Marker heatmaps are useful for identifying highly variable genes across clusters, aiding in the assignment of cluster identities. Dot plots are also an effective method to visualize gene expression patterns across different clusters (Figure 4).
Figure 4: Marker heatmaps and dot plots enable the visualization of highly dispersed genes, facilitating the assignment of cluster identities.
Popular tools aiding automatic annotation such as Azimuth, CellTypist, and ScType are valuable tools useful in annotating cell types.
Automatic annotation tools are a good starting point for identifying cell types, but they should not be the final step—these methods can be influenced by the quality of training data and how closely the data matches the reference.
Combining automatic annotations with traditional marker-based methods, literature references, and a deep understanding of cell biology can greatly improve annotation accuracy.
Differential gene expression is a fundamental analysis in single-cell research, providing insights into gene regulation and cell behavior. There are two main approaches.
DGE analysis within a single sample compares cell sets/ clusters within a single sample/ metadata group to identify variations between cell types or states.
DGE analysis across different samples compares the same cell types across multiple samples, such as examining a specific cell type across different conditions or donors.
Different quality checks and analysis methods are available for single cell data sets, cloud tools or open source.
Cloud-based tools can aid the FASTQ file processing, run QC filtering, and explore the data generating insights.
Indeed, cloud platforms like Trailmaker streamline the analysis workflow, supporting everything from FASTQ file processing to the generation of publication-ready visualizations.
For those who prefer more hands-on approaches, several open-source tools are available: Seurat (R) and Scanpy (Python) are widely used for versatile and in-depth analysis.
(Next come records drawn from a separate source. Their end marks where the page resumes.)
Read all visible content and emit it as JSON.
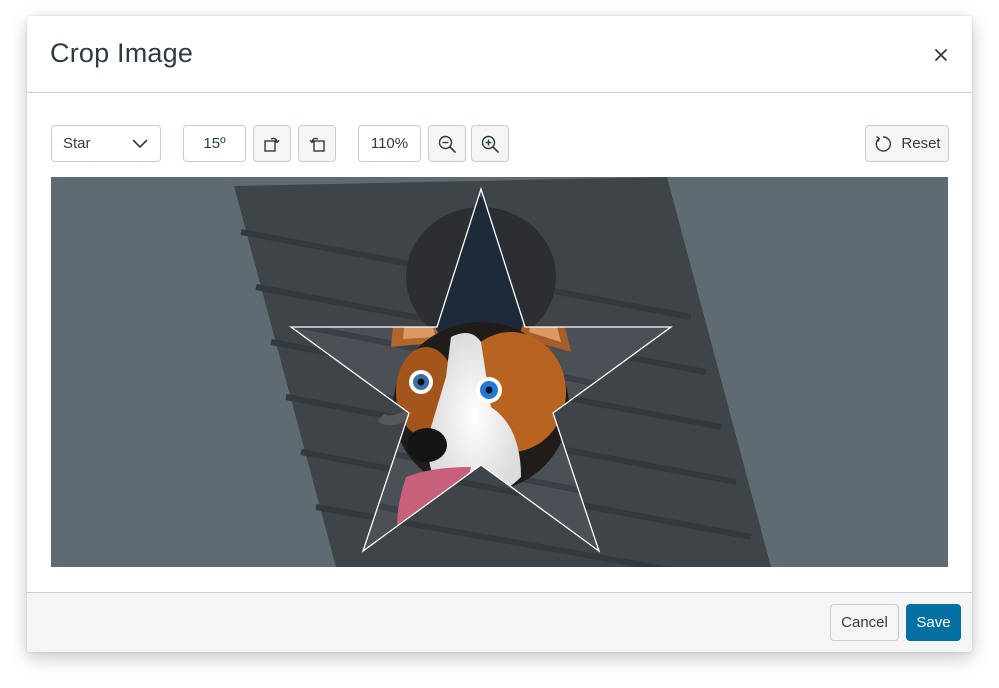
{
  "dialog": {
    "title": "Crop Image"
  },
  "toolbar": {
    "shape_select": {
      "value": "Star"
    },
    "rotation_value": "15º",
    "zoom_value": "110%",
    "reset_label": "Reset"
  },
  "footer": {
    "cancel_label": "Cancel",
    "save_label": "Save"
  },
  "colors": {
    "primary": "#0770a3",
    "text": "#2d3b45",
    "border": "#c7cdd1",
    "canvas_background": "#5f6b73"
  }
}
Bioconductor is a powerful suite of R packages for bioinformatics, and CELLxGENE is a user-friendly platform that simplifies visualization and analysis of single-cell data.
Analyzing scRNA-seq data involves careful preparation, processing, and quality control to ensure reliable results. Understanding the different library preparation methods helps mitigate technical issues.
Key steps include processing FASTQ files to create count matrices, thorough QC to remove artifacts like dead cells and doublets, and addressing batch effects. Data normalization, dimensionality reduction, and clustering help visualize and interpret cell populations. Using tools like Seurat or cloud platforms simplifies these processes and enhances data analysis.
Mastering these techniques allows researchers to draw meaningful insights from complex scRNA-seq data.